Wie denkt man hierüber in Deutschland?
 
Entschuldiging für diese unglücklichen tippfehler:
es händelt sich selbstverständlich um die 10 Bücher "Die Historia Francorum" von Gregor von Tours!
 
Kommt darauf an, welche Franken du meinst.

Chlodios Residenz war zunächst das bisher nicht zweifelsfrei lokalisierte Dispargum, "quod est in terminum Thoringorum" (ebd.); ob es sich um einen zu Gregors von Tours (nach 531/34), bzw. schon zu Chlodios Zeit im Gebiet linksrheinischer Thüringer liegenden Ort handelt oder um eine Verwechslung von "Thoringorum" und "Tungrorum" (Tongern) ist offen.

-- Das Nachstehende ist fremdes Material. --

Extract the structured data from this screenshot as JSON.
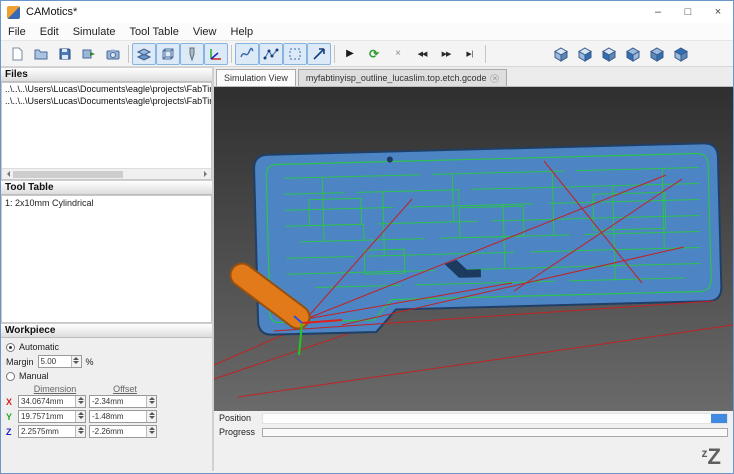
{
  "window": {
    "title": "CAMotics*",
    "controls": {
      "minimize": "–",
      "maximize": "□",
      "close": "×"
    }
  },
  "menu_bar": {
    "items": [
      "File",
      "Edit",
      "Simulate",
      "Tool Table",
      "View",
      "Help"
    ]
  },
  "toolbar": {
    "buttons": [
      "new-project",
      "open-project",
      "save-project",
      "export",
      "snapshot",
      "toggle-surface",
      "toggle-workpiece",
      "toggle-tool",
      "toggle-axes",
      "toggle-smooth-path",
      "toggle-path-lines",
      "toggle-bounds",
      "toggle-direction",
      "play",
      "reload",
      "stop",
      "rewind",
      "fast-forward",
      "skip-to-end",
      "view-isometric",
      "view-front",
      "view-back",
      "view-left",
      "view-right",
      "view-top"
    ],
    "glyphs": {
      "play": "▶",
      "reload": "⟳",
      "stop": "×",
      "rewind": "◀◀",
      "fast_forward": "▶▶",
      "skip": "▶|"
    }
  },
  "files_panel": {
    "title": "Files",
    "items": [
      "..\\..\\..\\Users\\Lucas\\Documents\\eagle\\projects\\FabTinyISP\\myfab",
      "..\\..\\..\\Users\\Lucas\\Documents\\eagle\\projects\\FabTinyISP\\myfab"
    ]
  },
  "tool_table_panel": {
    "title": "Tool Table",
    "items": [
      "1: 2x10mm Cylindrical"
    ]
  },
  "workpiece_panel": {
    "title": "Workpiece",
    "automatic_label": "Automatic",
    "margin_label": "Margin",
    "margin_value": "5.00",
    "margin_unit": "%",
    "manual_label": "Manual",
    "col_dimension": "Dimension",
    "col_offset": "Offset",
    "rows": [
      {
        "axis": "X",
        "dimension": "34.0674mm",
        "offset": "-2.34mm",
        "color": "#cc2222"
      },
      {
        "axis": "Y",
        "dimension": "19.7571mm",
        "offset": "-1.48mm",
        "color": "#22aa22"
      },
      {
        "axis": "Z",
        "dimension": "2.2575mm",
        "offset": "-2.26mm",
        "color": "#2222cc"
      }
    ]
  },
  "tabs": [
    {
      "label": "Simulation View",
      "active": true
    },
    {
      "label": "myfabtinyisp_outline_lucaslim.top.etch.gcode",
      "active": false
    }
  ],
  "icons": {
    "tab_close": "×"
  },
  "statusbar": {
    "position_label": "Position",
    "progress_label": "Progress"
  },
  "logo": {
    "small": "z",
    "big": "Z"
  },
  "colors": {
    "board": "#4c84c4",
    "toolpath": "#2ec24e",
    "rapid": "#c22222",
    "tool": "#e27a1a",
    "viewport_bg": "#3a3a3a",
    "position_fill": "#3f8ae0"
  }
}
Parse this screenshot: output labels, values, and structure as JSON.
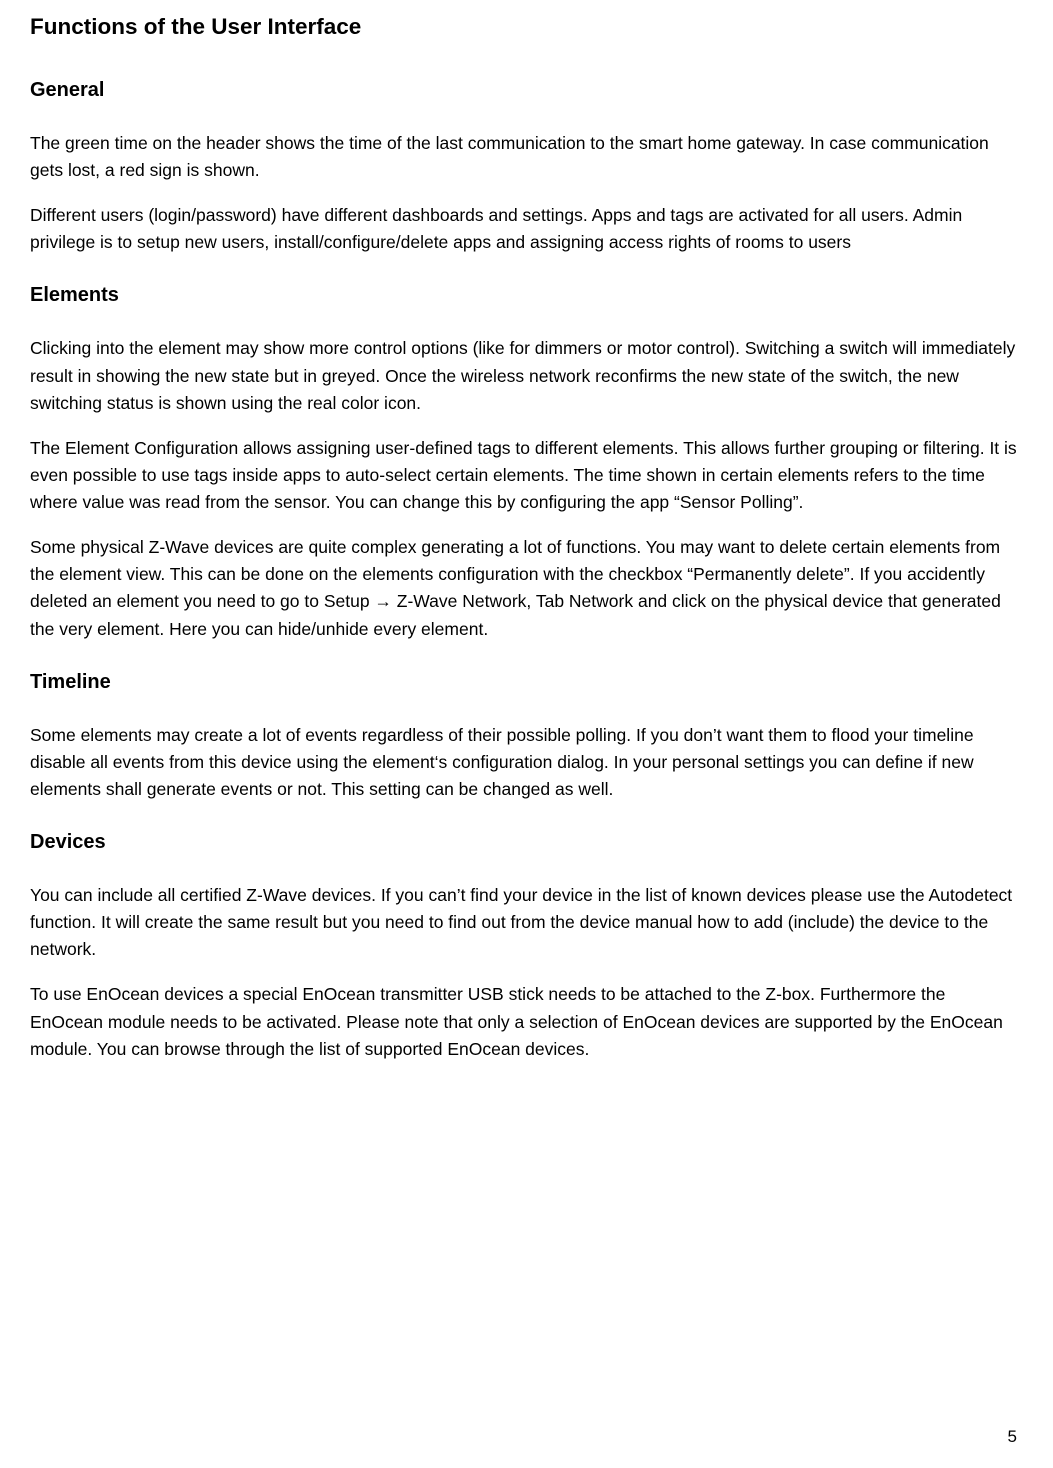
{
  "title": "Functions of the User Interface",
  "sections": {
    "general": {
      "heading": "General",
      "p1": "The green time on the header shows the time of the last communication to the smart home gateway. In case communication gets lost, a red sign is shown.",
      "p2": "Different users (login/password) have different dashboards and settings. Apps and tags  are activated for all users. Admin privilege is to setup new users, install/configure/delete apps and assigning access rights of rooms to users"
    },
    "elements": {
      "heading": "Elements",
      "p1": "Clicking into the element may show more control options (like for dimmers or motor control). Switching a switch will immediately result in showing the new state but in greyed. Once the wireless network reconfirms the new state of the switch, the new switching status is shown using the real color icon.",
      "p2": "The Element Configuration allows assigning user-defined tags to different elements. This allows further grouping or filtering. It is even possible to use tags  inside apps to auto-select certain  elements. The time shown in certain elements refers to the time where value was read  from the sensor. You can change this by configuring the app “Sensor Polling”.",
      "p3": "Some physical Z-Wave devices are quite complex generating a lot of functions. You may want to delete certain elements from the element view. This can be done on the elements configuration with the checkbox “Permanently delete”.  If you accidently deleted an element you need to go to Setup → Z-Wave Network, Tab Network and click on the physical device that generated the very element. Here you can hide/unhide every element."
    },
    "timeline": {
      "heading": "Timeline",
      "p1": "Some elements may create a lot of events regardless of their possible polling. If you don’t want them to flood your timeline disable all events from this device using the element‘s configuration dialog. In your personal settings you can define if new elements shall generate events or not. This setting can be changed as well."
    },
    "devices": {
      "heading": "Devices",
      "p1": "You can include all certified Z-Wave devices. If you can’t find your device in the list of known devices please use the Autodetect function. It will create the same result but you need to find out from the device manual how to add (include) the device to the network.",
      "p2": "To use EnOcean devices a special EnOcean transmitter USB stick needs to be attached to the Z-box. Furthermore the EnOcean module needs to be activated. Please note that only a selection of EnOcean devices are supported by the EnOcean module.  You can browse through the list of supported EnOcean devices."
    }
  },
  "pageNumber": "5"
}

http://www.mittelalter-genealogie.de/merowinger/chlodio_salfraenkischer_koenig_455.html
 
Ich glaube nicht so sehr an die Theorie Gregor hätte mit “Thoringorum” eigentlich “Tungrum” gemeint (eine Theorie schon um 1700 von Dubos beschrieben). Gregor schreibt in Buch 2,5 über den Bischof Aravatius (Servas) und hier lesen wir “Tungrus oppidum” und “urbem Tungrorum”. Also Gregor wusste ja der Unterschied zwischen “Tungrorum” und “Thoringorum”.

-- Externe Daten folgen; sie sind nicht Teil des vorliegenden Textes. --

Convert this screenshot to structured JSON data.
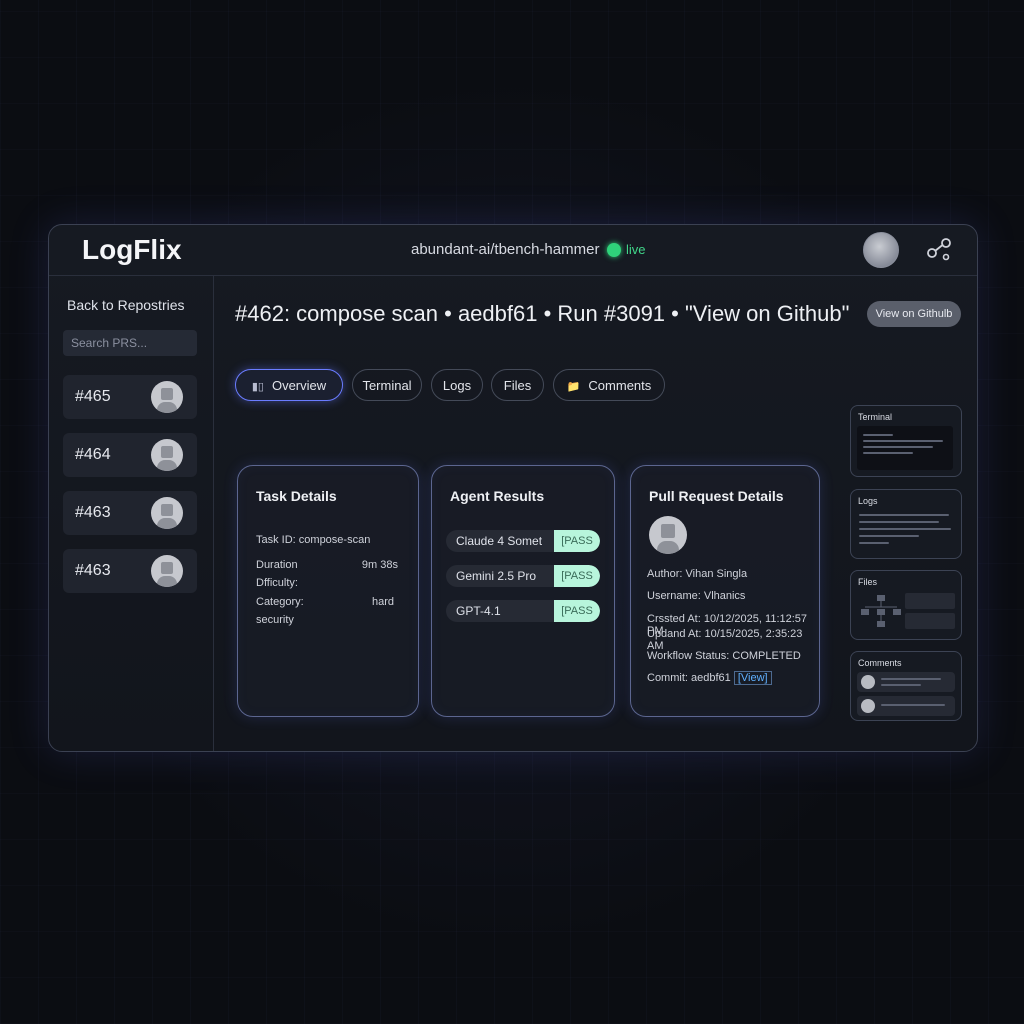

Es könnte ja sein, in Gregors Zeit machtte man ins Frankenreich einen Unterschied zwischen das kristianisierte (und lateinische) Teil im Süden und das noch nicht kristianisierte (germanische) Teil im Norden. In diese germanische Teil findet man meistens die Niederländische Sprache. So könnte es sein, diese Region wurde genannt nach dem Gott Thor. In die Niederländische Sprache lautet “Thoringia” “Doringen”. Es gibt in Belgien und Holland viele Ortsname mit der Stamm “door” und “doorn” (“doren”), wie Doornik (das bekannten Tornacum, heute Tournai - welche “Doren-Eck” meinen könnte, wie auch Tourcoing in Nord-Frankreich), verschiedene Orten mit der Name “Deurne”, die Städte Dordrecht und Apeldoorn in Holland und auch die Karolingische Stadt “Dorestad”, heute Wijk-bij-Duurstede in Holland.
 
Diese "Thüringer"-Geschichte kenne ich als Namensverwechslung durch Gregor:
Da wo er Thoringia schrieb, soll er eigentlich die Landschaft Toxandria gemeint haben. Weiss aber nicht mehr so genau, wo ich das her habe (vielleicht aus dem Merowingerbuch von Waltraut Bleiber?)
Eine andere, etwas phantastischere Herleitung wäre diese: Nach der Eroberung des Thüringerreiches durch die Franken 531 sind viele Thüringer - wie bei den Franken üblich - in anderen Reichsteilen angesiedelt worden, ein Großteil davon auf der linken Uferseite des Niederrheins, bis hinein nach Köln. Schon bald soll man aufgrund der "Dichte thüringischen Lebens" in diesem Gebiet die Landschaft kurzerhand Thoringia genannt haben. Dafür sprächen einige (Be-)Funde (Kronzeuge hier: das Kölner Knaben-/Fürstinnengrab, hier liegt womöglich eine vornehme Thüringerin begraben). Dagegen spräche der nicht einmal eine Generation umfassende zeitliche Abstand Gregors zu diesem Szenario, sodass ihm solch eine "neumodische" Landschaftsbezeichnung bekannt gewesen sein sollte. Quelle? Noch nebulöser..

Grüße, CrisP
 
Vielen Dank, CrisP.
Die Umsiedlungspolitik der Franken war ein neues Thema für mich. Ich habe es gelesen auf eine andere Seite von diesem Forum. Lernnten die Franken diese Politik von den Römern? Wie Caesar Germanen von den rechten Rheinufer nach dem linken umsiedelte. Und die Tungern in das von den Eburonen und Aduatuken verlassene Gebiet einsiedelte. Es sieht ja aus dass die Gallo-Frankische (darf ich sie so nennen?) Machtgewalthabern die Germanische bevölkerung bewusst vermischt haben um diese Regionen besser kontrollierbar zu machen!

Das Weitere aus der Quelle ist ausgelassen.